Danke schön! – Wir fahren fort in der Rednerliste. Die FDP hat mit dem Kollegen Ritzmann das Wort. – Ich bitte um Aufmerksamkeit für den Redner!
Vielen Dank, Herr Präsident! – Die Debatte hat gezeigt, dass der Kopftuchstreit sehr vielschichtig ist. Allein im Bereich Schule gilt es, verschiedene Rechte abzuwägen. Wir haben die Glaubensfreiheit der Lehre auf der einen Seite, die Neutralitätspflicht des Staates ist da, das Erziehungsrecht der Eltern und natürlich der Schutz der Kinder. Neutralitätspflicht heißt, dass alle Religionen gleich behandelt werden müssen.
Was ist das Kopftuch? – Für die einen – das haben wir gerade wieder gehört – ist es das klare Zeichen für politischen Extremismus und auch ganz klares Zeichen für die Unterdrückung der Frau.
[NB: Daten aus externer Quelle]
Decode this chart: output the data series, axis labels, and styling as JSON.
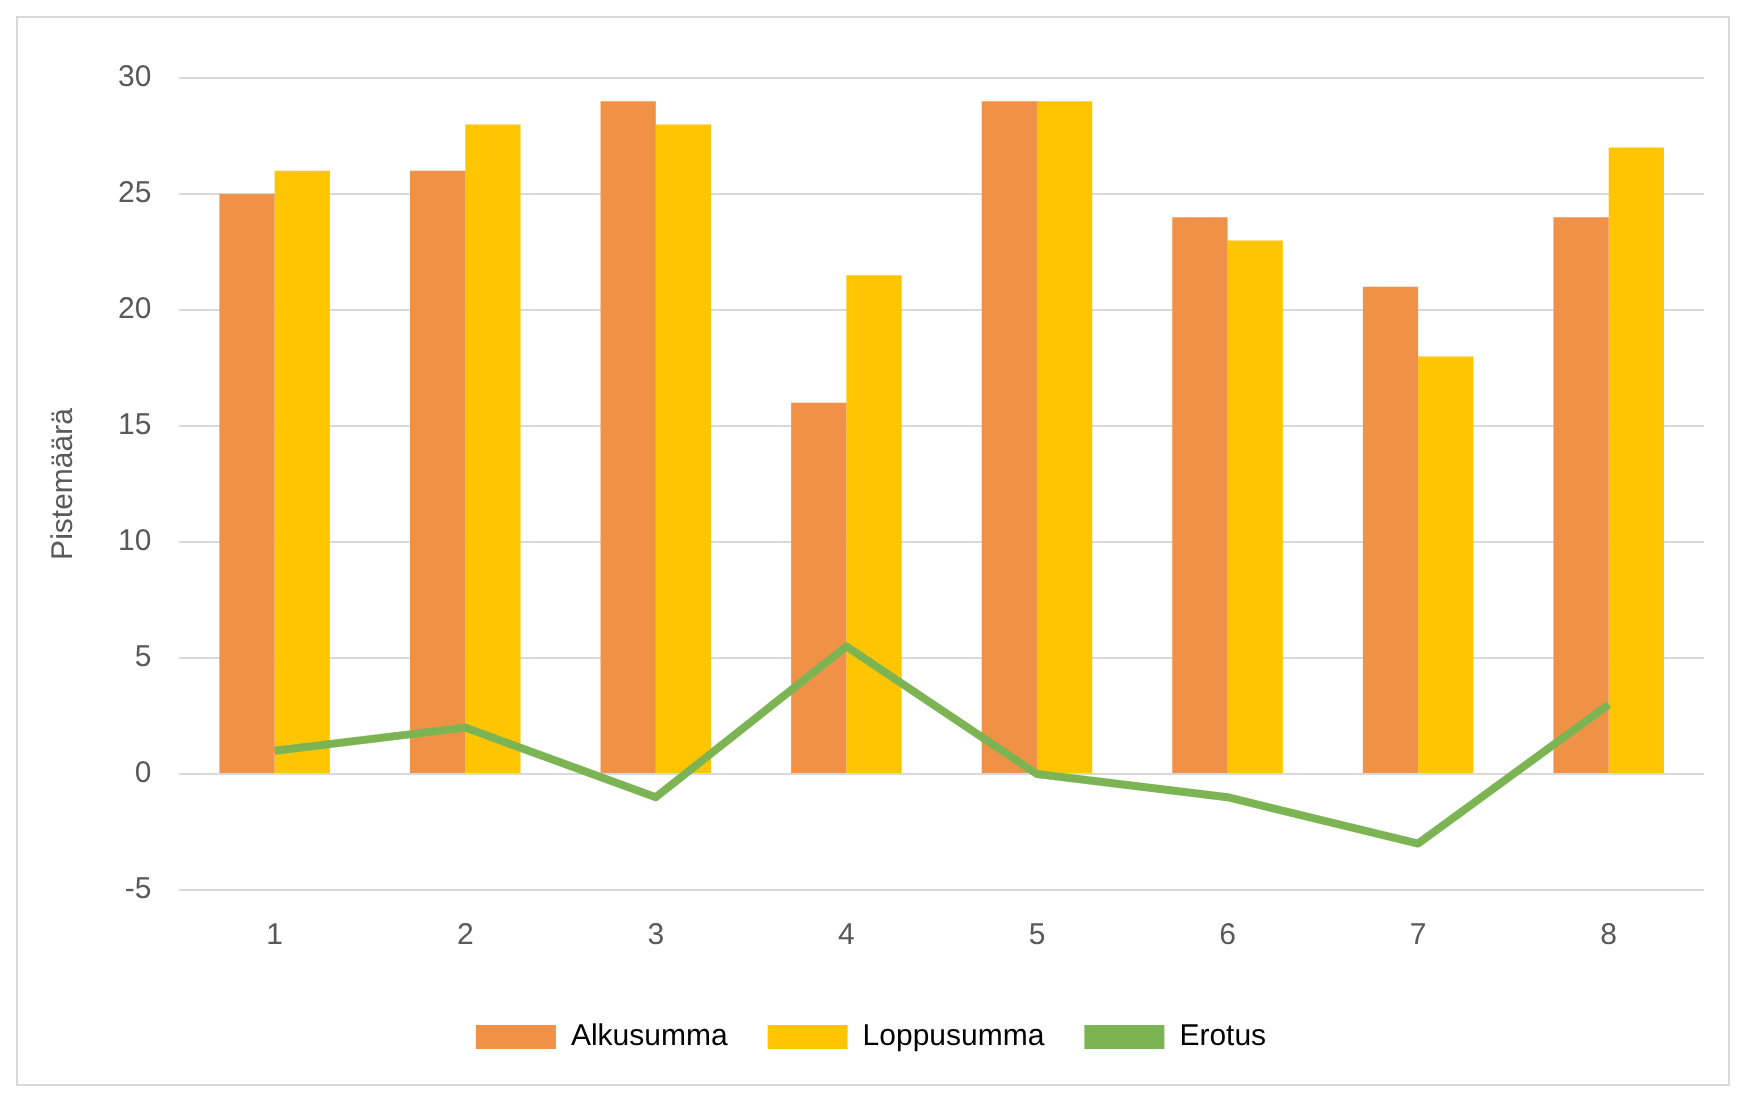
{
  "chart_data": {
    "type": "bar",
    "ylabel": "Pistemäärä",
    "categories": [
      "1",
      "2",
      "3",
      "4",
      "5",
      "6",
      "7",
      "8"
    ],
    "series": [
      {
        "name": "Alkusumma",
        "color": "#f09148",
        "values": [
          25,
          26,
          29,
          16,
          29,
          24,
          21,
          24
        ]
      },
      {
        "name": "Loppusumma",
        "color": "#ffc600",
        "values": [
          26,
          28,
          28,
          21.5,
          29,
          23,
          18,
          27
        ]
      },
      {
        "name": "Erotus",
        "type": "line",
        "color": "#7cb454",
        "values": [
          1,
          2,
          -1,
          5.5,
          0,
          -1,
          -3,
          3
        ]
      }
    ],
    "ylim": [
      -5,
      30
    ],
    "yticks": [
      -5,
      0,
      5,
      10,
      15,
      20,
      25,
      30
    ],
    "grid": "y",
    "legend": "bottom",
    "marker": "none"
  }
}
Für andere kann es auch ein Zeichen für selbstbewusste Frauen sein, die islamgläubig sind. Oder ist es vielleicht auch einfach nur ein religiöses Bekenntnis? – Fakt ist, dass wir es nicht wissen. Man kann dem Kopftuch nicht eine allgemein verbindliche Funktion zuweisen. Darin besteht ein Teil des Problem. Der Islam ist eine Religion. Er ist aber auch eine Kultur, eine fremde Kultur. Einer fremden Kultur kann man verschieden begegnen. Man kann ihr mit Offenheit begegnen, mit Skepsis oder mit Angst.
Fremde – das ist auch fast menschlich – machen sich natürlich auch verdächtig. Man weiß nicht, was sie denken, was sie tun, woher sie kommen. Da man nicht in den Kopf hineinschauen kann, ist die Freude auch bei manchem deshalb so groß, dass man jetzt etwas auf dem Kopf anschauen und daraus angeblich die richtigen Schlüsse ziehen kann. Das ist problematisch.
Ich möchte es einmal zuspitzen: Moslems müssen Bärte tragen. Der Koran sagt, dass der gläubige Moslem einen Bart zu tragen hat, und zwar einen Vollbart.